Update with uniform values

Each assignment after the keyword SET specifies a new value for a column. That value is applied uniformly to every row that you update. In the examples in the previous section, the new values were constants, but you can assign any expression, including one based on the column value itself. Suppose the manufacturer code HRO has raised all prices by five percent, and you must update the stock table to reflect this increase. Use the following statement:
UPDATE stock
   SET unit_price = unit_price * 1.05
   WHERE manu_code = 'HRO';
You can also use a subquery as part of the assigned value.
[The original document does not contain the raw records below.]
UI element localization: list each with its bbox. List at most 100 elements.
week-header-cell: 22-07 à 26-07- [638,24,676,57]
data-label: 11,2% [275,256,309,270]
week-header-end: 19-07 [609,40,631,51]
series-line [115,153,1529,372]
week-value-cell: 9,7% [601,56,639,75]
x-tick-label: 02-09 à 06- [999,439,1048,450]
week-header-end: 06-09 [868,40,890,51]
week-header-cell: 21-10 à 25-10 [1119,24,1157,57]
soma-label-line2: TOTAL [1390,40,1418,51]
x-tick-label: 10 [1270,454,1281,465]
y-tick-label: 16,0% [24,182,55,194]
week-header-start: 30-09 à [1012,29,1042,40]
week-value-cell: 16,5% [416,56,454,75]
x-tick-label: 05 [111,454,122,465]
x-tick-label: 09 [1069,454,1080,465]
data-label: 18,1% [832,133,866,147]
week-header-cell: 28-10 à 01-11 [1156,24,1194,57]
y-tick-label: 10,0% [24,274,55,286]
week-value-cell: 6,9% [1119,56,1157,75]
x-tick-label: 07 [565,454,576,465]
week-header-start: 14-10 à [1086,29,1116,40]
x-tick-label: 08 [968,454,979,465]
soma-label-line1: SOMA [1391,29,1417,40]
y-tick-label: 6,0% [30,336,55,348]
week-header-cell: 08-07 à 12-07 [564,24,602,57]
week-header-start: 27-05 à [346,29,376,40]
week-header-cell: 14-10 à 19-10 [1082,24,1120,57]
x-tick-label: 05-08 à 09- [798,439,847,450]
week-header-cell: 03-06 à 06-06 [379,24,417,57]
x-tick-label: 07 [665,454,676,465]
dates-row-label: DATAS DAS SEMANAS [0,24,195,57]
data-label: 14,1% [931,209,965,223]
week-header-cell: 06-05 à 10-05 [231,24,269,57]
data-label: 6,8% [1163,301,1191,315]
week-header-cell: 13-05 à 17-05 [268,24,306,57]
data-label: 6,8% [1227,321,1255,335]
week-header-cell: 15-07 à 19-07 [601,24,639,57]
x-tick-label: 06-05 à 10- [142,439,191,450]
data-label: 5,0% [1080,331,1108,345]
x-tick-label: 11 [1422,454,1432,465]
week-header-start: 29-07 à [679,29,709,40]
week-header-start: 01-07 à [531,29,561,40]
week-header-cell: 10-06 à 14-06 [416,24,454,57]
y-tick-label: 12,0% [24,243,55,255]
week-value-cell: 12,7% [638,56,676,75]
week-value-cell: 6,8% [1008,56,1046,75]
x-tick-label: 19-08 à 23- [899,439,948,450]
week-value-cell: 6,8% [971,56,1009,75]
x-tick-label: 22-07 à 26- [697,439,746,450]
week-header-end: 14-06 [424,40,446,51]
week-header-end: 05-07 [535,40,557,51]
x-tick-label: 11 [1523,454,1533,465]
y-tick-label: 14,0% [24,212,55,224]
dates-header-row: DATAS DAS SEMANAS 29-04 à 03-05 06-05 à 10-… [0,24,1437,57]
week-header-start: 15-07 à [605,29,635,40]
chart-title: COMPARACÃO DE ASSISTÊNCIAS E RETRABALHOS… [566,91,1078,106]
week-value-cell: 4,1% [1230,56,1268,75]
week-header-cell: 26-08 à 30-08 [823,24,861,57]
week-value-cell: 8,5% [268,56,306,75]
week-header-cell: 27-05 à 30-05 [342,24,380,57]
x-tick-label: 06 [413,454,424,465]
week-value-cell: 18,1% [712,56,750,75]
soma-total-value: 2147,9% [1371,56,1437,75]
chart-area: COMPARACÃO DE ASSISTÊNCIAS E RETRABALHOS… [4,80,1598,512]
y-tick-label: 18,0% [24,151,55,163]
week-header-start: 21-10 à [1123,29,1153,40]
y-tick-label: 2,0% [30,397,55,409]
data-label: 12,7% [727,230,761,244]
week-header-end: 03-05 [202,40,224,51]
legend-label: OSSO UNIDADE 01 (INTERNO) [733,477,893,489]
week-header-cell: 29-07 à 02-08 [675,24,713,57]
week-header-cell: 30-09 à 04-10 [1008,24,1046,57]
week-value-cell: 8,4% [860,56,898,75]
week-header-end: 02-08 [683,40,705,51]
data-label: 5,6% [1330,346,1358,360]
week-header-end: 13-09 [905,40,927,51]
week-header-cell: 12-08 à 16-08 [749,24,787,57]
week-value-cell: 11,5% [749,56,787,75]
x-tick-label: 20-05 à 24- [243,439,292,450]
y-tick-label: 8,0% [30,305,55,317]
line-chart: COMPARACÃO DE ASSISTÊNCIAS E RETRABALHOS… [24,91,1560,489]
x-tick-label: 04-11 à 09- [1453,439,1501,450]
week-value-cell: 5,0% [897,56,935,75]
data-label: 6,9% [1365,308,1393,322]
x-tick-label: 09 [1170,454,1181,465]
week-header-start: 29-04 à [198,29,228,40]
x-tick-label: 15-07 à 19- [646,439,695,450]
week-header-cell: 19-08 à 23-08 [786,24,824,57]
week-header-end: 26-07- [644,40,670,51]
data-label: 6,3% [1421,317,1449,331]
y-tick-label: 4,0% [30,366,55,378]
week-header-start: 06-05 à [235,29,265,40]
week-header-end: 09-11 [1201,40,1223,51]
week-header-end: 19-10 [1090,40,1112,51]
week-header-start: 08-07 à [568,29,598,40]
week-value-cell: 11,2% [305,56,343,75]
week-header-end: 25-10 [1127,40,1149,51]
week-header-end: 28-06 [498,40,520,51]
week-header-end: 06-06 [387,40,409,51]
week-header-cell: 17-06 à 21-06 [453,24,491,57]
When a subquery is used as an element of an expression, it must return exactly one value (one column and one row). Perhaps you decide that for any stock number, you must charge a higher price than any manufacturer of that product. You need to update the prices of all unshipped orders. The SELECT statements in the following example specify the criteria:
UPDATE items
   SET total_price = quantity *
      (SELECT MAX (unit_price) FROM stock
         WHERE stock.stock_num = items.stock_num)
   WHERE items.order_num IN
      (SELECT order_num FROM orders
         WHERE ship_date IS NULL);

The first SELECT statement returns a single value: the highest price in the stock table for a particular product. The first SELECT statement is a correlated subquery because, when a value from items appears in the WHERE clause for the first SELECT statement, you must execute the query for every row that you update.

The second SELECT statement produces a list of the order numbers of unshipped orders. It is an uncorrelated subquery that is executed once.